The Monitor experience was redesigned to prioritize system awareness at first glance. Key job states, recent failures, and runtime trends are surfaced immediately, allowing users to understand what’s happening now without scanning dense tables. The goal was to shift monitoring from passive observation to fast, confident action.

Home

A unified, guiding jumping-off point

Before

The Home experience acts as a centralized operational overview, bringing together system health, job activity, and frequently used actions in one place. Instead of forcing users to navigate multiple sections to orient themselves, Home provides a clear starting point that supports both quick checks and deeper investigation.

Job Entry View

Leverage AI to make it easier to troubleshoot issues

The Monitor experience was redesigned to prioritize system awareness at first glance. Key job states, recent failures, and runtime trends are surfaced immediately, allowing users to understand what’s happening now without scanning dense tables. The goal was to shift monitoring from passive observation to fast, confident action.

Jobs Landing

Improve job findability

Before

As job libraries scale, discoverability becomes a major pain point. The Jobs Landing experience was redesigned to better support scanning, filtering, and targeted search, making it easier to locate relevant jobs by status, type, or intent. This enables faster navigation and reduces friction in day-to-day job management.

Job Creation

Provide dynamic and relevant job type selection

Job creation was optimized to reduce early-stage decision fatigue. Execution methods are surfaced dynamically through search, recommendations, and contextual descriptions, helping users quickly identify the right job type while maintaining flexibility for advanced workflows.

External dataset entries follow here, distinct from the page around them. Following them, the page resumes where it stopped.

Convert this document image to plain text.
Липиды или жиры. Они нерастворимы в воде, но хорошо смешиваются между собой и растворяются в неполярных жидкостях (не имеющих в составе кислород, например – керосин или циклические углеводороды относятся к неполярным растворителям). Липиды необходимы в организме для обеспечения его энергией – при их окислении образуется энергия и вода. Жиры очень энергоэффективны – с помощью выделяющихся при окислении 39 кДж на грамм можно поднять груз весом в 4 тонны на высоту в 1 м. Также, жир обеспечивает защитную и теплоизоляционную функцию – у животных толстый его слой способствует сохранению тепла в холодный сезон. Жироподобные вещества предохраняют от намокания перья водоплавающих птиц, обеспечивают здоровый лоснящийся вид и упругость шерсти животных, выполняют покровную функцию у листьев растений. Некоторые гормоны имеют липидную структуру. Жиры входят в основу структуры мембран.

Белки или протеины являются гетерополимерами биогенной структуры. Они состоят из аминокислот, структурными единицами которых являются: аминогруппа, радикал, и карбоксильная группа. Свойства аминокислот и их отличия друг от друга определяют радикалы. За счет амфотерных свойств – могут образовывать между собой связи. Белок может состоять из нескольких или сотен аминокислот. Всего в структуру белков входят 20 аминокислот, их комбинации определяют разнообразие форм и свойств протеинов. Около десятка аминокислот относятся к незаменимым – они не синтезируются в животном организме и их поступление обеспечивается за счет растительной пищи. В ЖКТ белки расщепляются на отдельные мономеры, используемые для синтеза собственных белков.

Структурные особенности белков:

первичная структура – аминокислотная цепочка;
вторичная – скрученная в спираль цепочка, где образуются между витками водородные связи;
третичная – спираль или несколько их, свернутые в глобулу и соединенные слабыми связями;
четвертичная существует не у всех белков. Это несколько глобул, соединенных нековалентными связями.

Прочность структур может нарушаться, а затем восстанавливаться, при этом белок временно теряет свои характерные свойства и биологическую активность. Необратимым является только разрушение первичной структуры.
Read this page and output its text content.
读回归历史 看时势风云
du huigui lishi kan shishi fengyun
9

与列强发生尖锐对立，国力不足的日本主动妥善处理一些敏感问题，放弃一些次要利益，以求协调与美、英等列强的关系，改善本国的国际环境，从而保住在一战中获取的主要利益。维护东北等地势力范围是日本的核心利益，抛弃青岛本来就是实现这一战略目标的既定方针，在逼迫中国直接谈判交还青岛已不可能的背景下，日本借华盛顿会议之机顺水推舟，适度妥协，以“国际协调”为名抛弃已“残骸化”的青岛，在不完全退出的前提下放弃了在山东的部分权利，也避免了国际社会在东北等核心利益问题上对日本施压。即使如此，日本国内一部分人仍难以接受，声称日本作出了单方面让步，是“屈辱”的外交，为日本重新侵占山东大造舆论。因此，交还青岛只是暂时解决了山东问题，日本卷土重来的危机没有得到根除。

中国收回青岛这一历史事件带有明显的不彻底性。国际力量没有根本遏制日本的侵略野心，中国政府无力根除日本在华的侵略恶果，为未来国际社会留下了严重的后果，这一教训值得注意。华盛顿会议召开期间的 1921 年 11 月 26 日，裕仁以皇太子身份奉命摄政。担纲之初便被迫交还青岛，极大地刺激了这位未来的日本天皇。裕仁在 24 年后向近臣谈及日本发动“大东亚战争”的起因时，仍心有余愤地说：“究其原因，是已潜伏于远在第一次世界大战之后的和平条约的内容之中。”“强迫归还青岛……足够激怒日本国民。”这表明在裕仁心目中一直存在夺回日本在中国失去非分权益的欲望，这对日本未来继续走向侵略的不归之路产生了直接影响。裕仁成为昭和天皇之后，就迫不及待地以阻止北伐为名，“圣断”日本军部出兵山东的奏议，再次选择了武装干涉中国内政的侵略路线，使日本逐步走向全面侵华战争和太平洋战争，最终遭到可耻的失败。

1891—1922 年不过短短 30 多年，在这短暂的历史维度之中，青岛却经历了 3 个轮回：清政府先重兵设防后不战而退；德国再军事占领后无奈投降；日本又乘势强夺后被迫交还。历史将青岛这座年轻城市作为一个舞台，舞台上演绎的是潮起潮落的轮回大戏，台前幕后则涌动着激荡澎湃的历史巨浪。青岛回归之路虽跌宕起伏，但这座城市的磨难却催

We introduced AI into job creation to reduce setup friction at the earliest and most error-prone stage of the workflow. Instead of asking users to start from a blank configuration, AI helps translate intent into a strong initial setup by recommending execution methods, common configurations, and sensible defaults.

Job Details: Summary

Surface relevant content making this a true summary page

Before

The summary view was redesigned to highlight the information users need most often: job health, recent failures, run history, dependencies, and upcoming executions. By consolidating these signals into a single view, users can quickly assess the state of a job without navigating across multiple tabs.

Sequence + Diagram View

Reskinning the existing functionality

Before

Complex job logic is difficult to reason about in text alone. We refined the visual structure and hierarchy of the Sequence and Diagram views to make relationships, conditions, and execution paths easier to understand. The updates preserve existing mental models while improving clarity and readability.

Executive Summary

This evaluation identified high-impact UX improvements that can significantly reduce operator friction, improve system confidence, and modernize JAMS’ experience—without requiring a foundational rebuild.